Alternatively, you can overlay density contours on top of a scatter plot:

lending_club_log10 |>
    ggplot(aes(x = annual_inc, y = total_il_high_credit_limit)) +
    ggdensity::geom_hdr_lines() +
    geom_point(pch='.', color = 'black', size = 0.5, alpha = 0.05)
1
Add density contours only
2
Add points with low transparency

Note that we used pch='.'. This makes data points as non-aliased single pixels. It greatly speed up rendering (which could take forever if you have a lot of points).

Want it even faster?

The package scattermore (link) provides an insanely fast way to render scatter plots. For most use cases, it won’t matter that much, but it is always good to know you have options.

The ggpointdensity package colors points based on the local point density, highlighting areas of high concentration. It is a combination of two best worlds.

lending_club_log10 |>
    ggplot(aes(x = annual_inc, y = total_il_high_credit_limit)) +
    ggpointdensity::geom_pointdensity() +
    scale_color_viridis_c()
1
Use viridis color palette (generally preferred over the default)

13.3 Axis Transformation

Because data can span several orders of magnitude, we often use log transformed axes. It is straightforward to do so in ggplot2. We will test the famous Kleiber’s law on how metabolic rate scales with body mass. We use the ex0826 dataset from the Sleuth3 package.

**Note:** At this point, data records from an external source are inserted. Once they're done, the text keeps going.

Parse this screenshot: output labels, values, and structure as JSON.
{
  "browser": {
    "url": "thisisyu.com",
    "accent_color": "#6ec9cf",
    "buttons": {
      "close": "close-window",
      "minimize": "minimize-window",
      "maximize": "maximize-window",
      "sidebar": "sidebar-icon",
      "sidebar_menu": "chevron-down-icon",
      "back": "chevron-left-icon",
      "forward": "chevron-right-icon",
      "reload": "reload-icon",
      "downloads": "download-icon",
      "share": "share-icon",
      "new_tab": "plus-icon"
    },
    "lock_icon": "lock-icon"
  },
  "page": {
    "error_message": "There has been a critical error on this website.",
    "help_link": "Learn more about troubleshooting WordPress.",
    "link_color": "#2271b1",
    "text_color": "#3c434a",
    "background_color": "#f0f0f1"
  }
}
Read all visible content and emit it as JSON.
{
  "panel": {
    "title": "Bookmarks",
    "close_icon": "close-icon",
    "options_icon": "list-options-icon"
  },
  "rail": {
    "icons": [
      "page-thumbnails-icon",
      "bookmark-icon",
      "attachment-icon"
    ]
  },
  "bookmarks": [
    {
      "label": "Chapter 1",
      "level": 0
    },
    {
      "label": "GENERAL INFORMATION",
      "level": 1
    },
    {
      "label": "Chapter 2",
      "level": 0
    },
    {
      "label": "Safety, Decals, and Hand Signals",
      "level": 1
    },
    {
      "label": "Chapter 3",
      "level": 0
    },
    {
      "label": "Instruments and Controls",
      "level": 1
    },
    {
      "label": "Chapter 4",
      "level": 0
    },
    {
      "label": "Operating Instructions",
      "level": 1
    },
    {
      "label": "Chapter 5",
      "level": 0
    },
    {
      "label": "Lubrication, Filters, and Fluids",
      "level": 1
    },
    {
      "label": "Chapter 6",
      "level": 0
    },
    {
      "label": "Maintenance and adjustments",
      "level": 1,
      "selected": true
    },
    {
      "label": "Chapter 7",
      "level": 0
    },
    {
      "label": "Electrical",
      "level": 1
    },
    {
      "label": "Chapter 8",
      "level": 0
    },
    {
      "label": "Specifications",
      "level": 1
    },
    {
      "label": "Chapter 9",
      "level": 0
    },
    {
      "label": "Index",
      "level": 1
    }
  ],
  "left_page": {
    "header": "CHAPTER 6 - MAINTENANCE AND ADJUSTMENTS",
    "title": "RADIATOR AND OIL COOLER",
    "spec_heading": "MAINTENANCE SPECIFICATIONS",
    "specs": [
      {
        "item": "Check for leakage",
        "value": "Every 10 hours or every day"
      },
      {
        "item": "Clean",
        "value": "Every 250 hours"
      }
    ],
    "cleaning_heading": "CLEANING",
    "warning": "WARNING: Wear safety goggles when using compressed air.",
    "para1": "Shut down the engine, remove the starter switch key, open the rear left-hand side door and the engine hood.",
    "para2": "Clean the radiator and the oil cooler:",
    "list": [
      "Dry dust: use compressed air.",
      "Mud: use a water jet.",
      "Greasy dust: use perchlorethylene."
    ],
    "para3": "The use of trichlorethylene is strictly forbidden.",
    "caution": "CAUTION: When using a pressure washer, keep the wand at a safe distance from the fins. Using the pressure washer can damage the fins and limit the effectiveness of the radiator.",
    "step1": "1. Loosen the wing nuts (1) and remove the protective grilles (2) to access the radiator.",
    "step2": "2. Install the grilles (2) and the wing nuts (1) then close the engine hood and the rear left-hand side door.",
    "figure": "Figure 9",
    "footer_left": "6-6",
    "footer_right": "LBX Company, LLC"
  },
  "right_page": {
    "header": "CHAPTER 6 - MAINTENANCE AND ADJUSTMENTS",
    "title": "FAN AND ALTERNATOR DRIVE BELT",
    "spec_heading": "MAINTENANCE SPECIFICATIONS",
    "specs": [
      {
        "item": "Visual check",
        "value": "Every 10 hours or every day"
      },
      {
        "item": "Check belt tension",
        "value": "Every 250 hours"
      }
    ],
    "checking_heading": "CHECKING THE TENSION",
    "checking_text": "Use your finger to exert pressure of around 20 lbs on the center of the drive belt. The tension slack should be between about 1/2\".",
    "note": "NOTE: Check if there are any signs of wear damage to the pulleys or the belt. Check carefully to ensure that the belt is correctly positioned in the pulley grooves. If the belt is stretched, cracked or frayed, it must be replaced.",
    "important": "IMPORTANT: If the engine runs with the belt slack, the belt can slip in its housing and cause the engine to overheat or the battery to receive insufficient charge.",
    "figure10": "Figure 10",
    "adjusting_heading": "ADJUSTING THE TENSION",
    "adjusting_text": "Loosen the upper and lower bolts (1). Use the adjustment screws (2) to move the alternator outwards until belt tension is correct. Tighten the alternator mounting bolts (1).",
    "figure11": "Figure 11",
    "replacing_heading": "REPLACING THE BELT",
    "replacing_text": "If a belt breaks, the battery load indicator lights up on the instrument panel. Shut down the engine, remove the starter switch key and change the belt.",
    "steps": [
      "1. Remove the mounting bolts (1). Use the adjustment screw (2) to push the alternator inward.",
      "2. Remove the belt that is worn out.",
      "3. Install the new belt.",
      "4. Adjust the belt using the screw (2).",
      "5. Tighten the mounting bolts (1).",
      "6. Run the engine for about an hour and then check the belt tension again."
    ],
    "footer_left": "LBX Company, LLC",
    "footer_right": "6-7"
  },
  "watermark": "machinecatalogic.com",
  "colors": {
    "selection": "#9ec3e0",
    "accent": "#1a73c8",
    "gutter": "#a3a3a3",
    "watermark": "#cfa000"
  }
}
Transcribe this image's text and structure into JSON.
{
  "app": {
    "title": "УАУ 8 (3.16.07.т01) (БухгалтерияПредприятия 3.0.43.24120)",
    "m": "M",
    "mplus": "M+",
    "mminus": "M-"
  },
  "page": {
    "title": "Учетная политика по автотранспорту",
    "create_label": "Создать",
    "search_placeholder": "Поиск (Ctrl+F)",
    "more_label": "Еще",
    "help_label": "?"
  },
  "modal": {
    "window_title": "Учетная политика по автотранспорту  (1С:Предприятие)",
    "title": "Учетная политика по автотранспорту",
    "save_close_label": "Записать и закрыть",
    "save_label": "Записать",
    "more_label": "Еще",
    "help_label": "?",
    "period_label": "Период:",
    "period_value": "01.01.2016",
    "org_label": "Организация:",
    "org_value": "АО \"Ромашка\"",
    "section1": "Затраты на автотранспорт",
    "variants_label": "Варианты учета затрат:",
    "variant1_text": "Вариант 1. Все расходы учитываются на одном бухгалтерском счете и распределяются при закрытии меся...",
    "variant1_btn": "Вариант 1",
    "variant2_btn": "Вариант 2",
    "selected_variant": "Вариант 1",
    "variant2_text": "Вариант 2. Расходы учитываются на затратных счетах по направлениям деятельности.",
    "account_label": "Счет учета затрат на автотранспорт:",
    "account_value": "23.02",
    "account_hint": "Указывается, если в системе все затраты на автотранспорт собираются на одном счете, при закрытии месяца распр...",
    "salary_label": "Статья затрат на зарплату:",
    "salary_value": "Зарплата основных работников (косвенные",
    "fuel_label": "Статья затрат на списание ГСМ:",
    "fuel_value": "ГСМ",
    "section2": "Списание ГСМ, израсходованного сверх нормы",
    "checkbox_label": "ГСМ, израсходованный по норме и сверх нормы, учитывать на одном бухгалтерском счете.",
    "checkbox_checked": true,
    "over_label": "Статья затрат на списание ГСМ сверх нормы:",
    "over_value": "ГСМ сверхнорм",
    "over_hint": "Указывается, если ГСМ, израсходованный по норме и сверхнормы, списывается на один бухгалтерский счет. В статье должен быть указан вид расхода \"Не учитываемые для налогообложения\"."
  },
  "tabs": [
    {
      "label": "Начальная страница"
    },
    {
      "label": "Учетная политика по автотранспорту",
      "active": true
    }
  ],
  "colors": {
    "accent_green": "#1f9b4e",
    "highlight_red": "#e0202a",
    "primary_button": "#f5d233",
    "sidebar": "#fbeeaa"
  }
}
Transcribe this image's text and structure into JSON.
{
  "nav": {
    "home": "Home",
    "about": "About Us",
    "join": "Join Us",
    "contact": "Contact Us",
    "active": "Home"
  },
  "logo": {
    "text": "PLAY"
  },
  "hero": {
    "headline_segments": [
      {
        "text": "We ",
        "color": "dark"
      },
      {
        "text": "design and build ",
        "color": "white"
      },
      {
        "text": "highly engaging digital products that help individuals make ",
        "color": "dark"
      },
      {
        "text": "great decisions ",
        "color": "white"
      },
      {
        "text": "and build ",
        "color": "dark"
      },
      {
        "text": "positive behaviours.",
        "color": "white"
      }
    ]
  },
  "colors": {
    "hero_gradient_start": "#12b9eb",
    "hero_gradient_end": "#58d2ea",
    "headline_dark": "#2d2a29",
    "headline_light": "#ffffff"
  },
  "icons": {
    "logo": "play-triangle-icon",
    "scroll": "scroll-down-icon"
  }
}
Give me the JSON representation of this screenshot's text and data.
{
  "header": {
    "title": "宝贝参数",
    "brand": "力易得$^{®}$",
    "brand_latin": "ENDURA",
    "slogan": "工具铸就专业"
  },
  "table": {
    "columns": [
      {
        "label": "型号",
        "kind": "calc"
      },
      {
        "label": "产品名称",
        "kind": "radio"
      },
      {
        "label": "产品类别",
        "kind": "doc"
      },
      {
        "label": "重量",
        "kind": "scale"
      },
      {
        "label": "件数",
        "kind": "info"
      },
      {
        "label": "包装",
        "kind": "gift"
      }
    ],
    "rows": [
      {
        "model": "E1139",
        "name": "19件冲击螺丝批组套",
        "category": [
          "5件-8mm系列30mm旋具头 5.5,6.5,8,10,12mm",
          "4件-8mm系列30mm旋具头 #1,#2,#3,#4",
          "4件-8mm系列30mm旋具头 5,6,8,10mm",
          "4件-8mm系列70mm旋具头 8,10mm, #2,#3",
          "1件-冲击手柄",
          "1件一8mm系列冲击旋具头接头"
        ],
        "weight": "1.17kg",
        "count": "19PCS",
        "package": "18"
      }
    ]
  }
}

data(ex0826, package = "Sleuth3")

ex0826 |>
    ggplot(aes(x = Mass, y = Metab)) +
    geom_point() +
    scale_x_log10( 
        breaks = scales::trans_breaks("log10", function(x) 10^x),
        labels = scales::trans_format("log10", scales::math_format(10^.x))
    ) +
    scale_y_log10(
        breaks = scales::trans_breaks("log10", function(x) 10^x),
        labels = scales::trans_format("log10", scales::math_format(10^.x))
    ) +
    annotation_logticks() +
    geom_smooth(method = "lm") +
    ggpmisc::stat_quant_eq()

Log plots are super useful. However, it warrants caution as it may not be as intuitive as it seems (see a recent study).

Additionally, visual associations cannot replace rigorous statistical tests. As scientists, we should always put ourselves to a high standard to avoid artefacts (see two related scientific debates here and here).

13.4 High-Dimensional Data

When dealing with multiple variables, it is often insightful to explore relationships beyond simple 2D plots. We illustrate two common approaches with the penguins dataset.

penguins_small <- penguins |>
    select(species, bill_length_mm, bill_depth_mm, flipper_length_mm, body_mass_g) |>
    drop_na()
select: dropped 3 variables (island, sex, year)
drop_na: removed 2 rows (1%), 342 rows remaining

13.4.1 Pairwise plots

Pairwise plots (or scatterplot matrices) allow you to visualize the relationships between all pairs of variables in a dataset. They are especially useful for exploratory data analysis. We will use the GGally package to create these plots.

penguins_small |>
    GGally::ggpairs()

13.4.2 Dimension reduction

Dimension reduction techniques help summarize high-dimensional data into two or three dimensions, making it easier to visualize complex relationships. Although many packages exist, we will use the ggpca package as it offers several options (e.g., PCA, t-SNE, UMAP) through a consistent interface.

library(ggpca)
penguins_small |>
    ggpca(
        metadata_cols = "species",
        mode = "pca",
        color_var = "species",
        ellipse = TRUE
    )
1
Column to use for grouping/metadata
2
Choose PCA; change to “tsne” or “umap” as desired
3
Color points by species
4
Add ellipses for group boundaries

While dimension reduction techniques are powerful, they can sometimes be misleading. They simplify complex relationships and might hide important nuances of the data. For more insights on potential pitfalls, see this article.